In my last tech article, I tried to present some facts about the possibilities of pursuing career prospects outside of the traditional setting. While the piece did give information, many of you responded by saying that it was outdated and generally uninteresting. After re-reading it, I have to admit that I left something out- the part about me.
I started business school when I was 25. My life had progressed to a point that work experience was counting for nothing and not having a college education was counting for a lot. Since I wasn’t sure what I wanted to do, I picked the most generic degree that I could think of. It took about a year for me to figure out that I absolutely, without a doubt, unequivocally- hated it.

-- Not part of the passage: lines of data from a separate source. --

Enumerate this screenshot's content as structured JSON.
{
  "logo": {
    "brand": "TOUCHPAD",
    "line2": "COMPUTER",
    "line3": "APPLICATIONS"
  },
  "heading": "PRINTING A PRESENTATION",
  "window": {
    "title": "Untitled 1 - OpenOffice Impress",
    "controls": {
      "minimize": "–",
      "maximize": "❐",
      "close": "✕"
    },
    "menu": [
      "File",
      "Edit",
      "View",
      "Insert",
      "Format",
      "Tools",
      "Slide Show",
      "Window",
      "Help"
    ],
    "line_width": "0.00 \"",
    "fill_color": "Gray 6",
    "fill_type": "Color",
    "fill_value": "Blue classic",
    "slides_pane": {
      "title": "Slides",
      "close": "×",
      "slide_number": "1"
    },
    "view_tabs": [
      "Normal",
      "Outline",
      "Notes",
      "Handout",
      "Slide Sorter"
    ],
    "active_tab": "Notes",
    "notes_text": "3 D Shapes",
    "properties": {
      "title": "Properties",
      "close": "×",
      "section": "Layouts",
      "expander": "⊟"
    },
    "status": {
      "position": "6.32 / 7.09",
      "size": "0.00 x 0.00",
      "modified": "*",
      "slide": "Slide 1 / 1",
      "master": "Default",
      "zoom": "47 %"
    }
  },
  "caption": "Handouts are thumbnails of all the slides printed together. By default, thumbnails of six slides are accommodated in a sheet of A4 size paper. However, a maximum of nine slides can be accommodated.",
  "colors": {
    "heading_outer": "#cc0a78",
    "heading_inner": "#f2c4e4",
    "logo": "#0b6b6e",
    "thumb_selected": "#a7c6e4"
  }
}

Every time I looked at finance methods or accounting practices or economic theories, I wanted to throw my computer across the room. Then one day, I responded to a Twitter request for writers and, to my surprise, was accepted. NerdyPerv let me say the things that no one wanted to talk about but everyone wanted to know. I got to reveal parts of myself and be educational, at the same time. The positive feedback made me wonder if I could give freelance writing a go.
I responded to a few job boards and contracts started coming my way. Most were for blurbs (small paragraphs detailing a product or service) but there were some substantial blogs too. I found myself with a steady income stream coming from my keyboard. It wasn’t always a lot of money but, to a full time student, even a little bit extra was appreciated.
After a while, I began getting requests from friends and family to help out with their internet and technology issues. I delved into every online tutorial on computer programming languages and codes that I could find. That knowledge came in handy.
Informing potential clients that I could not only write for them but then properly format the HTML or CSS to insert it, well it opened a lot of doors. As graduation neared, I realized that I wanted to apply my work experience, college education, and self taught knowledge. So I bought a domain.
It took a few months for me to figure out where to go with the website. I had a firm plan- back to school for a more focused, technology based degree and then make working via the internet a top priority. I reached out to every freelance website and job board that I knew of (and a few that I didn’t), creating and then updating business profiles.
I won’t lie to you and say that the process was an easy one, there were many fourteen hour work days that made me want to give up. Getting started was tedious and time consuming with bumps and realizations along the way. Like, I needed an actual office in my house and a schedule to stay on top of my projects but the perk was I could do it all in my sweatpants with no makeup!
Now, I get emails numerous times a day with listings for contract jobs that I’m qualified for. I peruse through them to pick and choose but I set limits: only work for American companies and only accept PayPal. I don’t oversell myself either. I’m honest about what I know and what I don’t. Clients appreciate that and it has legitimized my business.
Whether you are a writer, data security analyst or virtual assistant, there is a market for your skills online. Businesses need people to do jobs for them that are outside of their staff’s capabilities. Not every person can make telecommuting or freelancing into a full time career, even me. However, if you want flexibility and have the desire to market yourself- anything is possible.